简体繁体 English

mmapped大文件的窗口控制（linux，mmap）

[英]Window control for mmapped large file(linux, mmap)

原文 2022-12-17 17:55:38 4 1 c/ linux/ linux-kernel/ mmap/ large-files

How can we control the window in RSS when mapping a large file?映射大文件时如何控制RSS中的窗口？ Now let me explain what i mean.现在让我解释一下我的意思。 For example, we have a large file that exceeds RAM by several times, we do shared memory mmaping for several processes, if we access some object whose virtual address is located in this mapped memory and catch a page fault, then reading from disk, the sub-question is, will the opposite happen if we no longer use the given object?例如，我们有一个超过 RAM 数倍的大文件，我们为多个进程进行共享内存映射，如果我们访问某个虚拟地址位于此映射内存中的对象并捕获页面错误，然后从磁盘读取，子问题是，如果我们不再使用给定的对象，是否会发生相反的情况？ If this happens like an LRU, then what is the size of the LRU and how to control it?如果像LRU一样发生这种情况，那么LRU的大小是多少，如何控制呢？ How is page cache involved in this case?这种情况下如何涉及页面缓存？

RSS graph RSS图

This is the RSS graph on testing instance(2 thread, 8 GB RAM) for 80 GB tar file.这是 80 GB tar 文件的测试实例（2 线程，8 GB RAM）的 RSS 图。 Where does this value of 3800 MB come from and stay stable when I run through the file after it has been mapped?这个 3800 MB 的值是从哪里来的，并且当我在文件被映射后运行它时保持稳定？ How can I control it (or advise the kernel to control it)?我如何控制它（或建议内核控制它）？

1 个解决方案

As long as you're not taking explicit action to lock the pages in memory, they should eventually be swapped back out automatically.只要您不采取显式操作将页面锁定在内存中，它们最终就会自动换回。 The kernel basically uses a memory pressure heuristic to decide how much of physical memory to devote to swapped-in pages, and frequently rebalances as needed.内核基本上使用内存压力试探法来决定将多少物理内存用于换入页面，并根据需要经常重新平衡。

If you want to take a more active role in controlling this process, have a look at the madvise() system call .如果您想在控制此过程中发挥更积极的作用，请查看madvise()系统调用。

This allows you to tweak the paging algorithm for your mmap, with actions like:这允许您调整您的 mmap 的分页算法，操作如下：

MADV_FREE (since Linux 4.5) MADV_FREE （自 Linux 4.5 起）
- The application no longer requires the pages in the range specified by addr and len.应用程序不再需要 addr 和 len 指定范围内的页面。 The kernel can thus free these pages, but the freeing could be delayed until memory pressure occurs.内核因此可以释放这些页面，但释放可能会延迟到发生内存压力时。 ... ...
MADV_COLD (since Linux 5.4) MADV_COLD （自 Linux 5.4 起）
- Deactivate a given range of pages.停用给定范围的页面。 This will make the pages a more probable reclaim target should there be a memory pressure.如果存在内存压力，这将使页面更有可能成为回收目标。
MADV_SEQUENTIAL
- Expect page references in sequential order.期望页面引用按顺序排列。 (Hence, pages in the given range can be aggressively read ahead, and may be freed soon after they are accessed.) （因此，给定范围内的页面可以被积极地提前读取，并可能在访问后很快被释放。
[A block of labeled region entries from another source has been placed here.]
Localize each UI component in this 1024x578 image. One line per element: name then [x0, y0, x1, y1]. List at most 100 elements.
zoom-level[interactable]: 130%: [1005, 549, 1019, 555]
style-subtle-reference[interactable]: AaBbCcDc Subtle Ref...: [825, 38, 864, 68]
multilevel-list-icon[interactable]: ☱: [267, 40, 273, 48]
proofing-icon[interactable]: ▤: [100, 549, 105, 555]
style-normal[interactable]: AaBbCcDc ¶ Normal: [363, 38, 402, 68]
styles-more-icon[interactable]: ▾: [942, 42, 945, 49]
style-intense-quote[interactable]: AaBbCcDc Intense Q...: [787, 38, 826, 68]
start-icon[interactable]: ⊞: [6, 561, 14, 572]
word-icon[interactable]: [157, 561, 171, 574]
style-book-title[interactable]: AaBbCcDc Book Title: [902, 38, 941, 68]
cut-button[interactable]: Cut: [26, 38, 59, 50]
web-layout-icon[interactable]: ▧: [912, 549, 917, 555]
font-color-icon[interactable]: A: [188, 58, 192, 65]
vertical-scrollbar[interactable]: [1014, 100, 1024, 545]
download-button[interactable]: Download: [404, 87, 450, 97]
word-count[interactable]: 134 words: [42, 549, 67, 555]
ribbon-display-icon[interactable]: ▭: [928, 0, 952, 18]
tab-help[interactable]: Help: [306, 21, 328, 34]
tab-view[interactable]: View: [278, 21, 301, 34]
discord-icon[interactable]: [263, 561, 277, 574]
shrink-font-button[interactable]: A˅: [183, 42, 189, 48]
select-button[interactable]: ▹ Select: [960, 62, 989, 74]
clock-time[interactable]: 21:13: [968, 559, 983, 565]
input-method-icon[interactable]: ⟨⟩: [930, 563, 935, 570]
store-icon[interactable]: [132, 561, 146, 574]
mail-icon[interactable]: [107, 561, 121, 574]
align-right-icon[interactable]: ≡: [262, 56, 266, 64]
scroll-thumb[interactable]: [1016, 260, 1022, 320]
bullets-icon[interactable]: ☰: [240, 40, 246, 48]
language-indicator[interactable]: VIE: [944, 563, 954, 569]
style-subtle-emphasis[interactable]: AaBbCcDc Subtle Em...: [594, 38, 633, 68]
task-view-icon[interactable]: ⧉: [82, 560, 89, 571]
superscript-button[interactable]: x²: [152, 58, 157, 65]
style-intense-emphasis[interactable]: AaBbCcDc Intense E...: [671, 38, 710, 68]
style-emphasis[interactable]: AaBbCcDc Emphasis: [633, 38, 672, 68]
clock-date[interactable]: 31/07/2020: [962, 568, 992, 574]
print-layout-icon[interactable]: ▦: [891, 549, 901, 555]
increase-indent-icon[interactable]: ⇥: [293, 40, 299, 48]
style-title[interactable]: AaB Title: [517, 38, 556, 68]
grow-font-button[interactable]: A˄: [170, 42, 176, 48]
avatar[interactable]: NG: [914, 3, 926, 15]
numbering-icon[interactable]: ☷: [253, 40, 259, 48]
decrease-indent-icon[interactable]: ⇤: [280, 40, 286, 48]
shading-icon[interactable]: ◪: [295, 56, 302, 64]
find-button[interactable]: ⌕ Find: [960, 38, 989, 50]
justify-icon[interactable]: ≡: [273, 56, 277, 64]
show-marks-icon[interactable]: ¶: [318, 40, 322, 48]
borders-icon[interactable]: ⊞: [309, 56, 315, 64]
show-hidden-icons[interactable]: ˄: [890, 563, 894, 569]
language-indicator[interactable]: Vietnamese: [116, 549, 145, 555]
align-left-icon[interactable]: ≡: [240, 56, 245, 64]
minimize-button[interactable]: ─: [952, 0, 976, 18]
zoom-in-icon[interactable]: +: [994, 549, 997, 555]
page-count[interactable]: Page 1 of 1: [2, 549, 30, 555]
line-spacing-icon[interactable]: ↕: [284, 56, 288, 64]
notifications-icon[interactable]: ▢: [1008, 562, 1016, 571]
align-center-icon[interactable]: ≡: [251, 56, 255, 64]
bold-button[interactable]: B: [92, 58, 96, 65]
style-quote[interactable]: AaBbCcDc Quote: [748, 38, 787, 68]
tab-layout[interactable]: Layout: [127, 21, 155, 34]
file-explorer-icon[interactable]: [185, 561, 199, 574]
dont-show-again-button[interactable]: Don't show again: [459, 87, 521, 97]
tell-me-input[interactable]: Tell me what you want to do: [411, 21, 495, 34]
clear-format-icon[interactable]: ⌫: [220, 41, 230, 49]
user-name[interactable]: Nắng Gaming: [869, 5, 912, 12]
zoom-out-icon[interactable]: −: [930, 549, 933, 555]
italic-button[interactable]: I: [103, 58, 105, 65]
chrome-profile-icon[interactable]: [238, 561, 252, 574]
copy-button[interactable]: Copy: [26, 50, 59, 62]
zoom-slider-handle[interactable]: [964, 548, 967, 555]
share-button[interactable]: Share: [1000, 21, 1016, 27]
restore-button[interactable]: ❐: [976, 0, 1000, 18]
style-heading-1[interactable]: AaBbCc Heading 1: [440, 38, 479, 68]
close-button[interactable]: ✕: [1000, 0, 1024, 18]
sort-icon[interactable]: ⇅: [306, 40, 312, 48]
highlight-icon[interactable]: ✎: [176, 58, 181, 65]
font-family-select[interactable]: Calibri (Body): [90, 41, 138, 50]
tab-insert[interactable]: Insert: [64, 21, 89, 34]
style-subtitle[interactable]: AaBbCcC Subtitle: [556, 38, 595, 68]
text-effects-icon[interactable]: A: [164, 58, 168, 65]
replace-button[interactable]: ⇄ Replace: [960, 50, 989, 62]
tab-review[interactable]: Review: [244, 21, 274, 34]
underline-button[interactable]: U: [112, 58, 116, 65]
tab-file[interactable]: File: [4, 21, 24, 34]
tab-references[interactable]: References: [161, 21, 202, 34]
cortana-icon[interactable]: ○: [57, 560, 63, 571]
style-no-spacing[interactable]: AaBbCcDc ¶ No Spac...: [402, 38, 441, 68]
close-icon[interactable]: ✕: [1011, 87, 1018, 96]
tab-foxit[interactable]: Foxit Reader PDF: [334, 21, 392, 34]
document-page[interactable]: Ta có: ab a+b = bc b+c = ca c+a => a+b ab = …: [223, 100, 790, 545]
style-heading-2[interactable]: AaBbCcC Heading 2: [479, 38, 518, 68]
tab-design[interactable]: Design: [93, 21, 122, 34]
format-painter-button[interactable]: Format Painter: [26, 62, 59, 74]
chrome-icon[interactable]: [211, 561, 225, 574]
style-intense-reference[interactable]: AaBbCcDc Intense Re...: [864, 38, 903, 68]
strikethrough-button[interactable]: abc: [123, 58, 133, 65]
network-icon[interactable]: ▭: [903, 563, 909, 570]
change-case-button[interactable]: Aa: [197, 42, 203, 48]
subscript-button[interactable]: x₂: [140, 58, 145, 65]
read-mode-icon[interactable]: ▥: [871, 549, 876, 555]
）
MADV_WILLNEED
- Expect access in the near future.期待在不久的将来访问。 (Hence, it might be a good idea to read some pages ahead.) （因此，提前阅读一些页面可能是个好主意。）
MADV_DONTNEED
- Do not expect access in the near future.不要指望在不久的将来访问。 (For the time being, the application is finished with the given range, so the kernel can free resources associated with it.)... （暂时，应用程序在给定范围内完成，因此内核可以释放与其关联的资源。）...
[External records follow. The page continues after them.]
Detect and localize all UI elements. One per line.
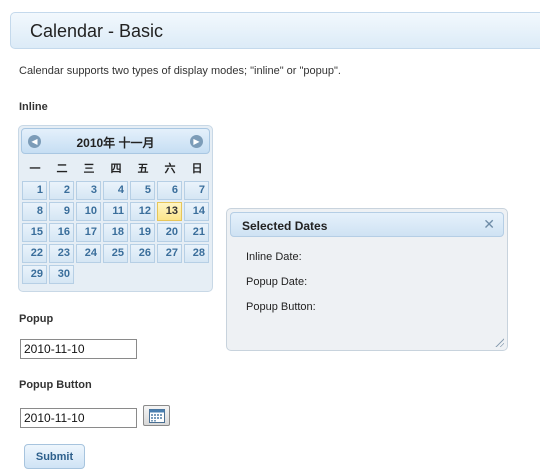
- calendar-week-row: 22 23 24 25 26 27 28: [22, 244, 212, 263]
- popup-button-section-label: Popup Button: [19, 379, 92, 391]
- close-icon[interactable]: ✕: [483, 216, 495, 233]
- weekday-label: 六: [164, 163, 176, 175]
- calendar-day[interactable]: 9: [49, 202, 74, 221]
- resize-grip-icon[interactable]: [494, 337, 504, 347]
- popup-button-date-input[interactable]: [20, 408, 137, 428]
- calendar-empty-cell: [130, 265, 155, 284]
- calendar-day[interactable]: 19: [130, 223, 155, 242]
- calendar-day[interactable]: 30: [49, 265, 74, 284]
- panel-header: Selected Dates ✕: [230, 212, 504, 237]
- weekday-label: 一: [29, 163, 41, 175]
- weekday-label: 五: [137, 163, 149, 175]
- popup-date-label: Popup Date:: [246, 276, 308, 288]
- weekday-label: 三: [83, 163, 95, 175]
- calendar-day[interactable]: 24: [76, 244, 101, 263]
- calendar-day[interactable]: 1: [22, 181, 47, 200]
- selected-dates-panel: Selected Dates ✕ Inline Date: Popup Date…: [226, 208, 508, 351]
- calendar-day[interactable]: 28: [184, 244, 209, 263]
- calendar-day[interactable]: 26: [130, 244, 155, 263]
- calendar-header: ◀ 2010年 十一月 ▶: [21, 128, 210, 154]
- popup-section-label: Popup: [19, 313, 54, 325]
- page-header: Calendar - Basic: [10, 12, 540, 49]
- popup-date-input[interactable]: [20, 339, 137, 359]
- calendar-day[interactable]: 27: [157, 244, 182, 263]
- calendar-day[interactable]: 18: [103, 223, 128, 242]
- weekday-label: 二: [56, 163, 68, 175]
- calendar-day[interactable]: 29: [22, 265, 47, 284]
- calendar-empty-cell: [157, 265, 182, 284]
- calendar-day[interactable]: 22: [22, 244, 47, 263]
- calendar-day[interactable]: 14: [184, 202, 209, 221]
- calendar-week-row: 8 9 10 11 12 13 14: [22, 202, 212, 221]
- calendar-day[interactable]: 8: [22, 202, 47, 221]
- calendar-empty-cell: [103, 265, 128, 284]
- next-month-icon[interactable]: ▶: [190, 135, 203, 148]
- popup-button-date-label: Popup Button:: [246, 301, 316, 313]
- calendar-empty-cell: [76, 265, 101, 284]
- calendar-day[interactable]: 2: [49, 181, 74, 200]
- calendar-week-row: 29 30: [22, 265, 212, 284]
- weekday-label: 日: [191, 163, 203, 175]
- calendar-grid: 一 二 三 四 五 六 日 1 2 3 4 5 6 7 8 9 10 11 12 13 14 15 16 17 1…: [22, 159, 212, 284]
- inline-date-label: Inline Date:: [246, 251, 302, 263]
- calendar-day[interactable]: 3: [76, 181, 101, 200]
- calendar-day[interactable]: 15: [22, 223, 47, 242]
- description-text: Calendar supports two types of display m…: [19, 65, 341, 77]
- calendar-day[interactable]: 16: [49, 223, 74, 242]
- calendar-day[interactable]: 5: [130, 181, 155, 200]
- calendar-day[interactable]: 4: [103, 181, 128, 200]
- calendar-day[interactable]: 20: [157, 223, 182, 242]
- calendar-week-row: 1234567: [22, 181, 212, 200]
- calendar-week-row: 15 16 17 18 19 20 21: [22, 223, 212, 242]
- calendar-day[interactable]: 7: [184, 181, 209, 200]
- calendar-weeks: 1 2 3 4 5 6 7 8 9 10 11 12 13 14 15 16 17 18 19 20 21 22 23 24 2…: [22, 181, 212, 284]
- calendar-day-today[interactable]: 13: [157, 202, 182, 221]
- weekday-row: 一 二 三 四 五 六 日: [22, 159, 212, 179]
- panel-title: Selected Dates: [242, 219, 328, 233]
- calendar-day[interactable]: 12: [130, 202, 155, 221]
- inline-calendar: ◀ 2010年 十一月 ▶ 一 二 三 四 五 六 日 1 2 3 4 5 6 7 8 9 10 1…: [18, 125, 213, 292]
- page-title: Calendar - Basic: [30, 21, 164, 41]
- calendar-month-title: 2010年 十一月: [76, 136, 155, 150]
- calendar-day[interactable]: 17: [76, 223, 101, 242]
- calendar-day[interactable]: 25: [103, 244, 128, 263]
- calendar-day[interactable]: 10: [76, 202, 101, 221]
- calendar-day[interactable]: 11: [103, 202, 128, 221]
- open-calendar-button[interactable]: [143, 405, 170, 426]
- inline-section-label: Inline: [19, 101, 48, 113]
- weekday-label: 四: [110, 163, 122, 175]
- calendar-empty-cell: [184, 265, 209, 284]
- submit-button[interactable]: Submit: [24, 444, 85, 469]
- calendar-day[interactable]: 6: [157, 181, 182, 200]
- calendar-day[interactable]: 23: [49, 244, 74, 263]
- calendar-day[interactable]: 21: [184, 223, 209, 242]
- calendar-icon: [149, 409, 165, 423]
Issuing an madvise(MADV_SEQUENTIAL) after creating the mmap might be sufficient to get acceptable behavior.在创建mmap后发出madvise(MADV_SEQUENTIAL)可能足以获得可接受的行为。 If not, you could also intersperse some MADV_WILLNEED / MADV_DONTNEED access hints (and/or MADV_FREE / MADV_COLD ) during the traversal as you pass groups of pages.如果没有，您还可以在遍历页面组时穿插一些MADV_WILLNEED / MADV_DONTNEED访问提示（和/或MADV_FREE / MADV_COLD ）。